Die wahrhaft überirdische Schönheit dieses Satzes ist schon für sich allein genommen berückend: vor dem Hintergrund der ihn umgebenden drei c-moll-Tragödien gewinnt diese Schönheit aber eine schmerzliche Intensität, die an die Grenzen des Menschen Erträglichen reicht.
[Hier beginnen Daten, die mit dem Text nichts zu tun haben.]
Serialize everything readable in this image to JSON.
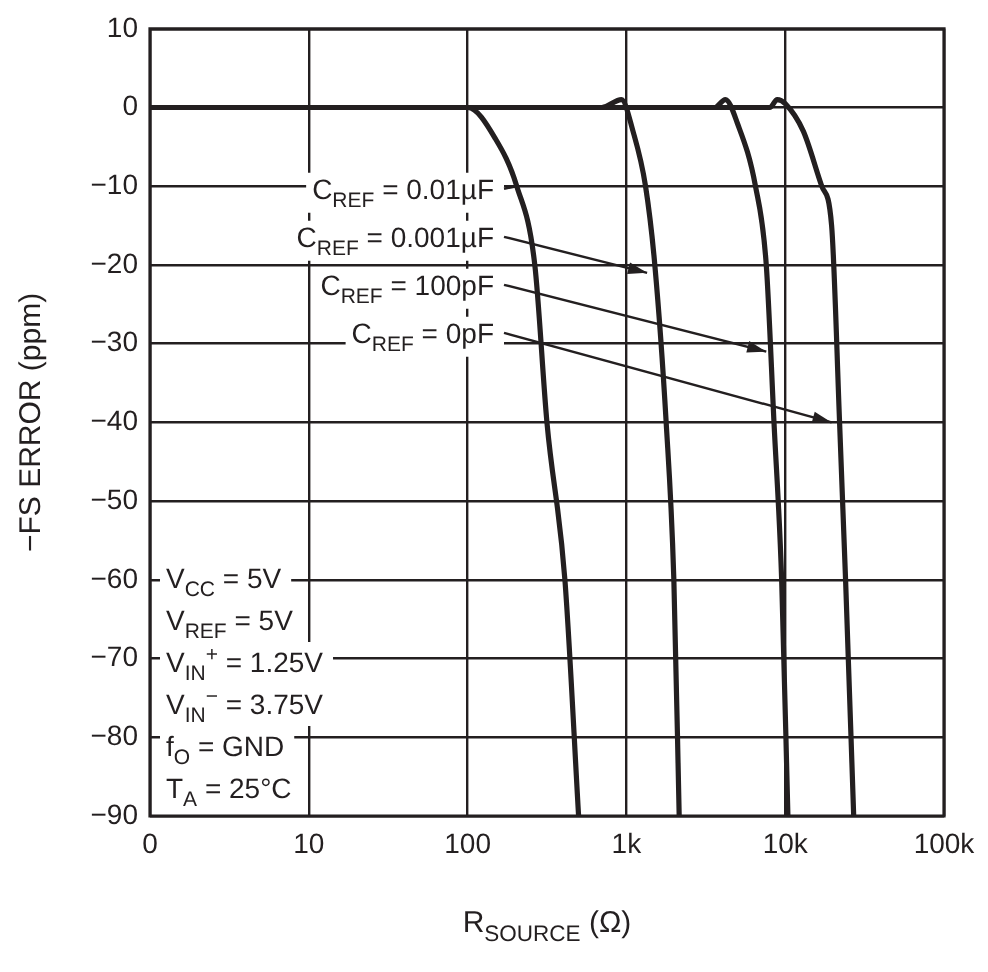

Der Schlußsatz (Finale. Allegro comodo), von dem Max Kalbeck mit hochachtungsvollem Bedauern feststellt, hier trete die Individualität des Schöpfers doch allzusehr zurück, gehört zu den erschütterndsten und  eindrucksvollsten „Verweigerungen“ der Musikgeschichte. Man stelle sich nur den Bruchteil eines Augenblickes lang einen kräftigen, gesunden oder auch nur schlicht normalen Finalsatz an seiner Stelle vor, um zu begreifen, wie unausweichlich das Werk auf diesen „nachkomponierten“ Schluß hin angelegt ist. Beethoven, der (in einer völlig anderen dramaturgischen Situation und mit wesentlich anderen Mitteln) das Finale eines seiner Klaviertrios (c-moll, op. 1 Nr. 3) ähnlich „scheitern“ läßt, hatte noch die Wahl – ein artistisch freies und spielerisches Element ist jenem Satz über alle Kompromißlosigkeit hinweg noch anzuhören. Hier aber ist die Freiheit einem inneren Zwang geopfert, der dem oberflächlich ironischen Bezug zu Werther einen erschreckend weitreichenden Sinn gibt. Nur der gedankenlosen Dur-Moll-Routine des Musikführer-Unwesens ist es zuzuschreiben, daß irgend jemand im C-Dur- Schluß des Werkes den erlösenden Frieden einer wirklichen Befreiung zu spüren und zu hören vermeinte. Und wer glaubt, den „hymnischen“ Ton des dritten Themas mit dem Finale der (zeitlich benachbarten) ersten Symphonie in Zusammenhang bringen zu können, wofür sich durchaus gestische und tonartliche Argumente finden ließen, möge auch bedenken, daß nicht überall, wo Hymnen angestimmt werden, eine Auferstehung zu feiern ist.